It was sufficient in those days for the king to cast his eye upon a young lady of the court to inspire her with hopes, and often with tender sentiments; but if he spoke to her more than once, the courtiers took it for granted, and those who had either pretensions to, or love for her, respectfully withdrew both the one and the other, and afterwards only paid her respect; but the Chevalier de Grammont thought fit to act quite otherwise, perhaps to preserve a singularity of character, which upon the present occasion was of no avail.

He had never before thought of her, but as soon as he found that she was honoured with the king’s attention, he was of opinion that she was likewise deserving of his. Having attached himself to her, he soon became very troublesome, without convincing her he was much in love.
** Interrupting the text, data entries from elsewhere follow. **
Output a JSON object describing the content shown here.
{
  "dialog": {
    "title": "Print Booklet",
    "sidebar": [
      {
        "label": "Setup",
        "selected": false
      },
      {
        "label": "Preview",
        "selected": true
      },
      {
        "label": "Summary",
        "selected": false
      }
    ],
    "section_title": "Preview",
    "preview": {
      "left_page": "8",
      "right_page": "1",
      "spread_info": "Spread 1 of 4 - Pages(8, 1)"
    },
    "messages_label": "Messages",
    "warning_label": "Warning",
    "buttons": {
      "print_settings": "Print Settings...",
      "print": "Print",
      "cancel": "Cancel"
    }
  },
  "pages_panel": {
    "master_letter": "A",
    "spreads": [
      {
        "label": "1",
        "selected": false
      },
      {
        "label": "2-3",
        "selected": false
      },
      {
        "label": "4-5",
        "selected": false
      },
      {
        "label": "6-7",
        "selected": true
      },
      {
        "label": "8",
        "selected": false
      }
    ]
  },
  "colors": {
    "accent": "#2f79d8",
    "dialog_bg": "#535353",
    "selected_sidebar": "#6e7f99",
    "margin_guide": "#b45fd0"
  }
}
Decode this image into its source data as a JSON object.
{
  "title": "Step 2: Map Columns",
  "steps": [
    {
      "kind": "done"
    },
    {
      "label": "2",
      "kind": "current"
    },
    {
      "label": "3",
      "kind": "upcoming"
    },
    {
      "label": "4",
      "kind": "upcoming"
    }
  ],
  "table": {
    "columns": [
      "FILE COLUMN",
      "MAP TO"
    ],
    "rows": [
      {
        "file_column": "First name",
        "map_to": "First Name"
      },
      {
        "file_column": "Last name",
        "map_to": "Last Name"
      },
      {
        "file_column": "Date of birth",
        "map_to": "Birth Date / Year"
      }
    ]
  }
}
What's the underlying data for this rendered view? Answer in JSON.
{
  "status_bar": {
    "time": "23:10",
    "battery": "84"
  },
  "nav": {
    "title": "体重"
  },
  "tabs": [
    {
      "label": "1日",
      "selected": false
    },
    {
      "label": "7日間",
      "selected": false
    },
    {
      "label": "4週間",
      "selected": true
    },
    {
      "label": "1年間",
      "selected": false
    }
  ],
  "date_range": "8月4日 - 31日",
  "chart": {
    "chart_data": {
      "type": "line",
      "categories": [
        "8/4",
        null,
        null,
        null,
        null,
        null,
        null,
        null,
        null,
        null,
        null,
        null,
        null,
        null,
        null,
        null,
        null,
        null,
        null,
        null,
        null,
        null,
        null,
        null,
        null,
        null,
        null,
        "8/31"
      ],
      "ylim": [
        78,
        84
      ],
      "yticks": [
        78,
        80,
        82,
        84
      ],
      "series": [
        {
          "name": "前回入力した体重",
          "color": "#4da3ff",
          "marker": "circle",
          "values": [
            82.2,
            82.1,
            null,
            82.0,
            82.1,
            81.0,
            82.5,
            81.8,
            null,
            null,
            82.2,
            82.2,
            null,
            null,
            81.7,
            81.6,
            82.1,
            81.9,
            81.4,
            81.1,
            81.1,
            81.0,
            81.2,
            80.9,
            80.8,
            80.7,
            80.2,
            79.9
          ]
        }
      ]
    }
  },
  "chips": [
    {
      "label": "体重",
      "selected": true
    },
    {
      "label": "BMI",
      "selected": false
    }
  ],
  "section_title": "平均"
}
She grew weary of his persecutions, but he would not desist, neither on account of her ill-treatment nor of her threats. This conduct of his at first made no great noise, because she was in hopes that he would change his behaviour; but finding him rashly persist in it, she complained of him: and then it was that he perceived that if love renders all conditions equal, it is not so between rivals. He was banished the court, and not finding any place in France which could console him for what he most regretted—the presence and sight of his prince—after having made some slight reflections upon his disgrace, and bestowed a few imprecations against her who was the cause of it, he at last formed the resolution of visiting England.


Curiosity to see a man equally famous for his crimes and his elevation, had once before induced the Chevalier de Grammont to visit England. Reasons of state assume great privileges. Whatever appears advantageous is lawful, and every thing that is necessary is honourable in politics. While the King of England sought the protection of Spain in the Low Countries, and that of the States-General in Holland, other powers sent splendid embassies to Cromwell.

This man, whose ambition had opened him a way to sovereign power by the greatest crimes, maintained himself in it by accomplishments which seemed to render him worthy of it by their lustre. The nation, of all Europe the least submissive, patiently bore a yoke which did not even leave her the shadow of that liberty of which she is so jealous; and Cromwell, master of the Commonwealth, under the title of Protector, feared at home, but yet more dreaded abroad, was at his highest pitch of glory when he was seen by the Chevalier de Grammont; but the Chevalier did not see any appearance of a court. One part of the nobility proscribed, the other removed from employments; an affectation of purity of manners, instead of the luxury which the pomp of courts displays all taken together, presented nothing but sad and serious objects in the finest city in the world; and therefore the Chevalier acquired nothing by this voyage but the idea of some merit in a profligate man, and the admiration of some concealed beauties he had found means to discover.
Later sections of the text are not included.